I feel sadness that I can’t quite shake and it’s strange to me because it all stems from an album I just listened to. Haunting melodies and gut wrenching lyrics pull my imagination in all kinds of places, but that isn’t it. It’s more than the subject matter or the music itself; it’s the guy who wrote it who is getting me down and I can’t get over wishing I could call him up and have a conversation.
In Quiet Company’s new album, We Are All Where We Belong released in October 2011, Taylor Muse chronicles his breakup with belief in God. His songs convey a sometimes winsome, sometimes triumphant realization that it never felt like God was there because he probably wasn’t.
The river’s wide, I could not swim across it, so I convinced myself I’d walked upon the waves, but I don’t want to waste my life.
I wanted to feel as saved as they do, but the more I live, the harder to believe that their god above knows the first thing about love or goes along with every rule they make up.
I don’t want to waste my life, thinking about the afterlife.
From The Confessor
Taylor Muse, until recently, considered himself a committed Christian. Both his faith and his music career started in a Texas Vinyard Church. He wrote music for both Christian and indie rock bands, but always stayed close to home and close to his faith roots. However, when he started touring he saw a world beyond his home town and became less sure of everything he thought he knew — especially his faith. At one point, close to suicide, Muse found himself calling out to God but unable to hear his voice. This breaking point led to a transformation in his thinking. In an interview he says: “God was never there. … God never came through.”

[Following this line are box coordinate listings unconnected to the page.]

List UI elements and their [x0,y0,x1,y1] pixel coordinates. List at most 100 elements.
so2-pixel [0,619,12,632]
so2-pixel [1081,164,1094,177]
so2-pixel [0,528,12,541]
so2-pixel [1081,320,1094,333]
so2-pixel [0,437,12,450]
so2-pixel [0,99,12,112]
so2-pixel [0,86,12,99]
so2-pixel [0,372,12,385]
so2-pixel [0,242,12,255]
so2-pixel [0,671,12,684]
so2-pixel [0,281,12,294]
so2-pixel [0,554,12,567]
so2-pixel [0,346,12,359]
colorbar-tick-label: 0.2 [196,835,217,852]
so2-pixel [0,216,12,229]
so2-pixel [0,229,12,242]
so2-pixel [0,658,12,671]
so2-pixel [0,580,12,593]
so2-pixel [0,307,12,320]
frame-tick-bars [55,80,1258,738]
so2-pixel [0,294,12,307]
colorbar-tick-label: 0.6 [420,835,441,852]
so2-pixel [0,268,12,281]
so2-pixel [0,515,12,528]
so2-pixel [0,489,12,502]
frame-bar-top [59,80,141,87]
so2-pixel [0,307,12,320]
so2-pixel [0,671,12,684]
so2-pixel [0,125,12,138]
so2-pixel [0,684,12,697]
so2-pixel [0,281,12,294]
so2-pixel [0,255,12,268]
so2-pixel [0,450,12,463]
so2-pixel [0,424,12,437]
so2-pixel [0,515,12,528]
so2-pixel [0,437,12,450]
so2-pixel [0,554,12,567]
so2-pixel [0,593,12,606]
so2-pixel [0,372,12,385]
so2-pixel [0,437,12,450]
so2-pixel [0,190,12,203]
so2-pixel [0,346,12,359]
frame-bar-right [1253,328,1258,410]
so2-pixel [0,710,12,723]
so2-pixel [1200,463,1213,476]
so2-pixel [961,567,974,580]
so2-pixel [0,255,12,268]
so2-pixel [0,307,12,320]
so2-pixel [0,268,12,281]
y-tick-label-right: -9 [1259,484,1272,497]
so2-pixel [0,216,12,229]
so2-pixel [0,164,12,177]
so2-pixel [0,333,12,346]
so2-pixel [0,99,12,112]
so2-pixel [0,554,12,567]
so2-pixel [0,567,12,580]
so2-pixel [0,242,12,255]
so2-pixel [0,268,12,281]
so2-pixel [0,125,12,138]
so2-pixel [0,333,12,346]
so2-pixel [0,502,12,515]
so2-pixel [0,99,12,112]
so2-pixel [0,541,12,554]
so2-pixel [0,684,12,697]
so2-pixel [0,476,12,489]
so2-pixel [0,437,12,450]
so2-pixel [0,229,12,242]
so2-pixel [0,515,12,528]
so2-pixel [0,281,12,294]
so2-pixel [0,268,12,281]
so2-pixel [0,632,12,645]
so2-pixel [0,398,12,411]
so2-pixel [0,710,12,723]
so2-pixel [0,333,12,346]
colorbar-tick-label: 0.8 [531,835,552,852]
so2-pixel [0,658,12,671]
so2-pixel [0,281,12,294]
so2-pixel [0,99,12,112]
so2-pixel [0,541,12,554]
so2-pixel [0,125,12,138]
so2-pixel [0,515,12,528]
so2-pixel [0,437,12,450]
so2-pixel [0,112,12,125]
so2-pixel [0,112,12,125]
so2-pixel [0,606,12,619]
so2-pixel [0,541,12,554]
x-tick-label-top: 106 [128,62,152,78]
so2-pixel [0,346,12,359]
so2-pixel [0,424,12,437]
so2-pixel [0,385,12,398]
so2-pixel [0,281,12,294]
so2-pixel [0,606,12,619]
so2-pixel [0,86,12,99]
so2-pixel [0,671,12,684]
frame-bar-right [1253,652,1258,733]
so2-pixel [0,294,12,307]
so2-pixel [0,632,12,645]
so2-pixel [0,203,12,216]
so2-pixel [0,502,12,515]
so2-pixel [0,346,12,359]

His album encourages people to take their mortality seriously and live life in a meaningful way. Listening to it, one can’t simply dismiss him as ignorant, undisciplined, self-centered or distracted. I’m afraid it is something worse. He has been listening intently, trying hard and still been disappointed. What makes me sad is the thought that maybe he didn’t hear God because he didn’t know what to listen for. I wonder how that could have happened. Yet I encounter so many other Christians with the same doubts.
In one song he tells his daughter how he once found comfort in angels sitting above his bed and the idea that his belief system filled all his needs. He tells her she will not have to waste her time worrying about life after death or thinking about God; instead she can make up her own mind. In his songs he celebrates ending his struggle to find proof of God’s activity in his life. Instead, he determines to find joy in the moment and in the beauty of life.

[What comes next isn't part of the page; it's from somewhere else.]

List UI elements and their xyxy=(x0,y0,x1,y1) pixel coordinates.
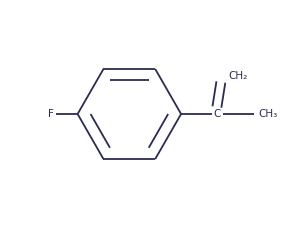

The worry I have for Taylor Muse and others like him is, what will happen when that system ultimately fails too? Life often brings more moments of pain and sadness than joy. Life’s beauty is frequently difficult to discern as well. Taylor Muse has concluded that because he doesn’t sense God’s presence God must not be there. But that empirical wisdom is a finite, human wisdom. Ironically, God’s presence can be so prevalent we aren’t aware of it. Sometimes we need to learn to tolerate (and then love) silence; to be still and trust something other than our own eyes and ears and thoughts, because they fail. Sometimes faith requires listening into painful silence because we need to trust in what we have already heard, already learned and find peace and comfort there in the midst of current circumstances.
Teaching of faith that does not prepare us to hear God in the silence and see his light in the darkness is not substantial enough for our world. The meat of the gospel acknowledges that we live in a world where we are subject to the consequences and affects of one another’s sin, which is why we need Jesus. The reality is God’s Word is always speaking but frequently saying things we don’t want to hear like “wait,” “persevere,” “be still” and “trust me.”
God has given Taylor Muse incredible talents of music and depth. Maybe through him God is singing a warning lament to us in our churches: “Are we serving the meat of the gospel or spoon feeding milk?”
How much room do we make for honest questions and doubt? Most people are really hungry and know that milk will not be enough to sustain them in the complex world in which they live. If we don’t serve substantive meat early and often they may starve in our pews.
Lisa Cole Smith is pastor of Convergence, a Baptist community of faith in Alexandria, Va.